Things your Host Mom can do that you can’t:
I discovered that a host mom is the ideal source of figuring out how to survive in your neighborhood. I couldn’t access google maps, so she drew out personalized maps for me and walked me through them, providing specific directions for each location I needed to get to that week. Armed with her maps, I familiarized myself with the local streets until I was able to get google maps working so now I rarely need a map in my neighborhood, Recoleta, at all. She also insisted on walking around with me as my guide so that the stress of navigating wasn’t on me alone, and on those walks she told me about the landmarks and historical pasts of much of the city around me. After a long dinner one night, she pulled out a book with pictures of old churches we had passed on walks and we pored over them together. Even if you do pride yourself on independent navigating, I recommend letting your host mom help you – she is a better tour guide of the city than any map.

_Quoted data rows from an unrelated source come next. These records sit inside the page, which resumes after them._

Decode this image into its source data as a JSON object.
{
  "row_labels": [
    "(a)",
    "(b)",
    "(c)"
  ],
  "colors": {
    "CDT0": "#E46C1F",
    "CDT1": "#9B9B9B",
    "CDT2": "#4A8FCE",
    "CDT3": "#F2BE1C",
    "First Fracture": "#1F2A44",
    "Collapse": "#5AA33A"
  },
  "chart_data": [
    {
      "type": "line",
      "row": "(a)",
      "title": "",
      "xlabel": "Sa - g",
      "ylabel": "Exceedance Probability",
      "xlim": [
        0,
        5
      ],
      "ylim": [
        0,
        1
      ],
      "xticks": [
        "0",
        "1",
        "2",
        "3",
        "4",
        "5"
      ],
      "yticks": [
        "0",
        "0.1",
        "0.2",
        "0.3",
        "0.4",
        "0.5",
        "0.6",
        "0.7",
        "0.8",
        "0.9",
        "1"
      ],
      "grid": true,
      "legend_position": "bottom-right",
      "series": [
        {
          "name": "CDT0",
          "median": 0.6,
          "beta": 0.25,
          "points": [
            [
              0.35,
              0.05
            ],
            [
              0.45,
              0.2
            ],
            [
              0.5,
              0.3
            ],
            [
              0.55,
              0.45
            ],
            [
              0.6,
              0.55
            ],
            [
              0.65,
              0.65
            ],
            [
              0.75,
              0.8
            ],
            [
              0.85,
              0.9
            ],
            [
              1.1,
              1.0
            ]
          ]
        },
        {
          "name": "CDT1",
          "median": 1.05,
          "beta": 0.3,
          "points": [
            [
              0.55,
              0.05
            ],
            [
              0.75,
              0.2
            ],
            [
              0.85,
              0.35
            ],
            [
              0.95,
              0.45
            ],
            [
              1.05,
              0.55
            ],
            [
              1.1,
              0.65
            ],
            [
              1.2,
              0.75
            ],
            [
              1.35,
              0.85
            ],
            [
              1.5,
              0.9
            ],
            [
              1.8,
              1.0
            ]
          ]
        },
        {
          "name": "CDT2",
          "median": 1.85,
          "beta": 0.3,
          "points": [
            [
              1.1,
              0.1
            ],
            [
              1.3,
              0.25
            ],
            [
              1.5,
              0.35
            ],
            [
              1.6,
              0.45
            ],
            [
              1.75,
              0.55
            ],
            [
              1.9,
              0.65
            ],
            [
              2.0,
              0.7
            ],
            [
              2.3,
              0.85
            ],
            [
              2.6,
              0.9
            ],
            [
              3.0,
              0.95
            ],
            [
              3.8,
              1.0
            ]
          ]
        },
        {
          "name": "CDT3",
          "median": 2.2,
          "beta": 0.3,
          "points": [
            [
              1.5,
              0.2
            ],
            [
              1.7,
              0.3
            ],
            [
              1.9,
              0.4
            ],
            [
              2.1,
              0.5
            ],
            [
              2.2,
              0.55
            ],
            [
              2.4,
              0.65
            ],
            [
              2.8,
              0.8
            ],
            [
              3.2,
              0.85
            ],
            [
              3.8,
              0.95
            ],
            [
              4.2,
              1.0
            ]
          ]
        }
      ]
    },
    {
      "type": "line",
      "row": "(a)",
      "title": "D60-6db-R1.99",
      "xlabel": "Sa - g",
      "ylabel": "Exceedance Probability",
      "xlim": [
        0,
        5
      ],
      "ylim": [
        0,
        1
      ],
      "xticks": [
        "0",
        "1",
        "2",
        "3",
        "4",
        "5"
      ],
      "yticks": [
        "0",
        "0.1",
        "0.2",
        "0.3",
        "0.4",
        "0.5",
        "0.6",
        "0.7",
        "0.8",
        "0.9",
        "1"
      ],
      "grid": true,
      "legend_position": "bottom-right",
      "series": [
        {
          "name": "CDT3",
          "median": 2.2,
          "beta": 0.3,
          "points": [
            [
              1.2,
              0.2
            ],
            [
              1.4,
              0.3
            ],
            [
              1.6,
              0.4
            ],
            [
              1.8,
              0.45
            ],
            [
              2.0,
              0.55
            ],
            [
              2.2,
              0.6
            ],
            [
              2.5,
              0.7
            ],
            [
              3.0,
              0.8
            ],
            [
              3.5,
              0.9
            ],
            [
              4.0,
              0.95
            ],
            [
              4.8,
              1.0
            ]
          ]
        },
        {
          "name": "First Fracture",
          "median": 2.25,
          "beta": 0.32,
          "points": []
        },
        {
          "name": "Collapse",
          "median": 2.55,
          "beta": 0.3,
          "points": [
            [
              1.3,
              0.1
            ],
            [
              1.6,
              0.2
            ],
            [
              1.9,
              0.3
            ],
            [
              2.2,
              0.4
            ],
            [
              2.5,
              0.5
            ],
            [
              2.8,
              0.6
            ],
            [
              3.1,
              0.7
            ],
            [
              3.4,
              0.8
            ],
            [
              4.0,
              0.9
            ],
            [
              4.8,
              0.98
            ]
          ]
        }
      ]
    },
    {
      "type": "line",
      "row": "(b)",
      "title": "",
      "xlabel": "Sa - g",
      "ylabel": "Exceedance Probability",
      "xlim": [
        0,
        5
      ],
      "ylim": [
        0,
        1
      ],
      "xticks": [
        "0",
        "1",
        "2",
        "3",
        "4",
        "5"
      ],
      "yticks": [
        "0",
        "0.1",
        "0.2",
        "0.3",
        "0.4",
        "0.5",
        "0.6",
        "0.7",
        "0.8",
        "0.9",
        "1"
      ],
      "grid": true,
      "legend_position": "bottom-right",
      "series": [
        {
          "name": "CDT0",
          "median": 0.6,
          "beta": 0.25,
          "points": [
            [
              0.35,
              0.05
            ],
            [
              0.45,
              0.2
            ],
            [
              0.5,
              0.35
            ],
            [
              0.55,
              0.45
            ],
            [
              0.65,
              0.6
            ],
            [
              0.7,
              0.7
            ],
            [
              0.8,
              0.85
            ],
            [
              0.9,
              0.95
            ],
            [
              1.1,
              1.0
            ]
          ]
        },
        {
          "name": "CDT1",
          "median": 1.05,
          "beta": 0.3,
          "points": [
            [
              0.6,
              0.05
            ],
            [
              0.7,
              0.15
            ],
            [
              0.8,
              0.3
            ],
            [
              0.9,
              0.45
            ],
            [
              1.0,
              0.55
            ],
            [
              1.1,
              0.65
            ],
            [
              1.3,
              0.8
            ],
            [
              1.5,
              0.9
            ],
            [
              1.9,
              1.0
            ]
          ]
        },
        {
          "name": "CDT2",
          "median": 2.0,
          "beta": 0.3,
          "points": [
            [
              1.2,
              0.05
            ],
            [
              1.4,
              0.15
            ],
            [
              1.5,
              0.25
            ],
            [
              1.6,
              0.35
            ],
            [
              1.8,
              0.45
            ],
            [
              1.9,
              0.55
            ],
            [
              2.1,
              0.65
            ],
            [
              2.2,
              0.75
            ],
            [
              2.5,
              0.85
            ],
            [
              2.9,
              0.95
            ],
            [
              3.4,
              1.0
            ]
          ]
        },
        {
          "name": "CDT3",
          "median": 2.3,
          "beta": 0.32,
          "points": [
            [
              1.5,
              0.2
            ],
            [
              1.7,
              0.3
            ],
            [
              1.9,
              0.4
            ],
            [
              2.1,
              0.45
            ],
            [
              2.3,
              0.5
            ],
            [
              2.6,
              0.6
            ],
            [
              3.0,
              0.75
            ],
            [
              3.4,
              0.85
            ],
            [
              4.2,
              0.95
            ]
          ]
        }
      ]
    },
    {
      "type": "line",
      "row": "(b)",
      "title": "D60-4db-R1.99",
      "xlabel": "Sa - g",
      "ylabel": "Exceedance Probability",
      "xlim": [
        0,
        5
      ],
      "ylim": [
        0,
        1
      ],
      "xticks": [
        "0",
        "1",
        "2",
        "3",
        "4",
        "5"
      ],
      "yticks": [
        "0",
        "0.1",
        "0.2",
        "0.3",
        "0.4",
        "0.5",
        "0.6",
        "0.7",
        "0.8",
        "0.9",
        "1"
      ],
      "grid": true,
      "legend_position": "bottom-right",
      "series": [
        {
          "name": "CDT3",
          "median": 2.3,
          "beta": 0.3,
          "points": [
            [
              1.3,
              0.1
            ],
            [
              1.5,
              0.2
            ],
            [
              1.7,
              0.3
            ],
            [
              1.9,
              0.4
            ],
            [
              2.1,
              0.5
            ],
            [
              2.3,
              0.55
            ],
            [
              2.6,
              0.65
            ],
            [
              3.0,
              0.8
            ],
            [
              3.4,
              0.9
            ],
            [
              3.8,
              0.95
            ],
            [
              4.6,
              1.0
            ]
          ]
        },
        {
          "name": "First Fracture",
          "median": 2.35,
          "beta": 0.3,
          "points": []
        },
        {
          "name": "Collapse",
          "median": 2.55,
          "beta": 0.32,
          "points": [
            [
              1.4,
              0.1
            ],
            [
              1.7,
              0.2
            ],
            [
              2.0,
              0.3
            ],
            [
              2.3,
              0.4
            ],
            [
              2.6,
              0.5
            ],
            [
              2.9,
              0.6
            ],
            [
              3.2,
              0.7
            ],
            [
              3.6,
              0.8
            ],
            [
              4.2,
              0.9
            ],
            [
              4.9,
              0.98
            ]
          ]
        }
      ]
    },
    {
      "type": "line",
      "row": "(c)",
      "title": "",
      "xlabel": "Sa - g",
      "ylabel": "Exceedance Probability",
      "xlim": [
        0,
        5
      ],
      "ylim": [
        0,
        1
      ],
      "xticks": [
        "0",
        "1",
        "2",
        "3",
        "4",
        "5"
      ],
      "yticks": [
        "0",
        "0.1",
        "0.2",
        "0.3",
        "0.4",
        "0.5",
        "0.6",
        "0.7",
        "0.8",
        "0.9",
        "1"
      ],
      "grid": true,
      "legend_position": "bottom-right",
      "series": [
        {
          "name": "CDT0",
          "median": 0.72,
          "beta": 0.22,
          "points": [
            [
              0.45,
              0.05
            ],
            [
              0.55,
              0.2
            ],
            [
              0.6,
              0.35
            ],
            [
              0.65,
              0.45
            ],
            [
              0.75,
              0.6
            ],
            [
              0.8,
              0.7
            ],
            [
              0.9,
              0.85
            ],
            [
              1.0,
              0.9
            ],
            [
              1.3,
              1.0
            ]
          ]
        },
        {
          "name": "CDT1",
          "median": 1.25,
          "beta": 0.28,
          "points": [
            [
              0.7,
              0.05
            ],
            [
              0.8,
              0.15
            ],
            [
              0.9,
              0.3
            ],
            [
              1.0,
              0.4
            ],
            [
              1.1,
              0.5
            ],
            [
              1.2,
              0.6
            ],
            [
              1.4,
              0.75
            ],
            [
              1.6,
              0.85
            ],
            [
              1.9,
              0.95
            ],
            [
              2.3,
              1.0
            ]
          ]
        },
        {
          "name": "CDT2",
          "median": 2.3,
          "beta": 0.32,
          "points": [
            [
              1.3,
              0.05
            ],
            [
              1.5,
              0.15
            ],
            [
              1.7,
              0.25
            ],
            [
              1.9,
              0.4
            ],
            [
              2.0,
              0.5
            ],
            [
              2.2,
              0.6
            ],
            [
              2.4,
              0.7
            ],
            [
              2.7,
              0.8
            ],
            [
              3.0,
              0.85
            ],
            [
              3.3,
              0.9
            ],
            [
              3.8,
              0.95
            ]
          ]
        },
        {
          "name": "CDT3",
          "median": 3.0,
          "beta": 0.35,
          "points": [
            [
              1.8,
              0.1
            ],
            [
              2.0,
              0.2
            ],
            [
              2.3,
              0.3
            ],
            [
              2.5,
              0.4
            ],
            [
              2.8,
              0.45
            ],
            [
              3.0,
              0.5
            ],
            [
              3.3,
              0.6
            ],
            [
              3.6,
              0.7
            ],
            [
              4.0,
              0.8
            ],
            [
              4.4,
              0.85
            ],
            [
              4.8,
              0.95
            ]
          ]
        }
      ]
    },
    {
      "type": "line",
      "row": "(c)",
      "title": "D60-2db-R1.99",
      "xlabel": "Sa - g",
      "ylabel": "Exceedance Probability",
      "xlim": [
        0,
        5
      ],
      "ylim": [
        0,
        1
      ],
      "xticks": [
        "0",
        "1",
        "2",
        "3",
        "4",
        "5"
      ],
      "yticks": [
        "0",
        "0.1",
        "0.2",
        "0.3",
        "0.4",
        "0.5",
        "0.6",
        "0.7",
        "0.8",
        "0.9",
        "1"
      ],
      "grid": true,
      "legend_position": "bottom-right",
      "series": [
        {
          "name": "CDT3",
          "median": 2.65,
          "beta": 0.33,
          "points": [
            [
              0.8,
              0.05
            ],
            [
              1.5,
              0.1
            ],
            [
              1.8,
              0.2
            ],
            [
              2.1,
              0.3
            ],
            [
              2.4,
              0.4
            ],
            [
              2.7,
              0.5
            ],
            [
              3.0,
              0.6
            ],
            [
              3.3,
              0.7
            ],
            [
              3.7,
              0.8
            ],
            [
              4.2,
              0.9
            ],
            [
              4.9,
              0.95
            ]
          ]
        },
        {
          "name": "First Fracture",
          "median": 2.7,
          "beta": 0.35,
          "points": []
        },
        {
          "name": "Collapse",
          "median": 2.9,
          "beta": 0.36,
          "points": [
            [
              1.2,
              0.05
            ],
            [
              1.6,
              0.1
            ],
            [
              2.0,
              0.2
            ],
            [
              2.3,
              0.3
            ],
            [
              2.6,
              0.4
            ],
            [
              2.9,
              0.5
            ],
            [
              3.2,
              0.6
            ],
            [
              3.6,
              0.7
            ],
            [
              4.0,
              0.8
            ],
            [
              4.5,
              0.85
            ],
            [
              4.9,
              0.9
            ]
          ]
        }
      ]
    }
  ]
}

My host mom was also well-equipped to handle my “otherness” – although I’ve encountered several forgiving strangers as I stumble through a Spanish-speaking country, my host mom has most dutifully put up with the language barrier. Once when we were out walking she mentioned her deceased husband in a passing comment. I don’t remember which words she used but I did not understand that he had passed and instead cobbled together the idea that she was divorced. Consequently, I responded with something along the lines of “good riddance to bad rubbish.” In a word: inappropriate. A little shocked, she assured me that he was the love of her life and yet she still took it all in stride. Patience and a will to understand are two deeply necessary elements to bring to the study abroad experience, and in my home-stay I found both.
Things you can and should do:
Though I came to Argentina hoping to find new reserves of independence by striking out on my own in a foreign country, I’ve come to realize that this experience is not about recreating college freedom and experiences. To those considering study abroad, I have this to say: the best place to learn how others live is at home, and you have one. Don’t forget to get to know your host mom or host family by spending nights in sometimes and letting dinners go long – it’s the people who make the place.
Bethany Catlin is an English and International Studies major at Macalester College and studied abroad through the IFSA-Butler Argentine Universities Program, Buenos Aires in Fall 2017. She served as an International Correspondent for IFSA-Butler through the Work-to-Study Program.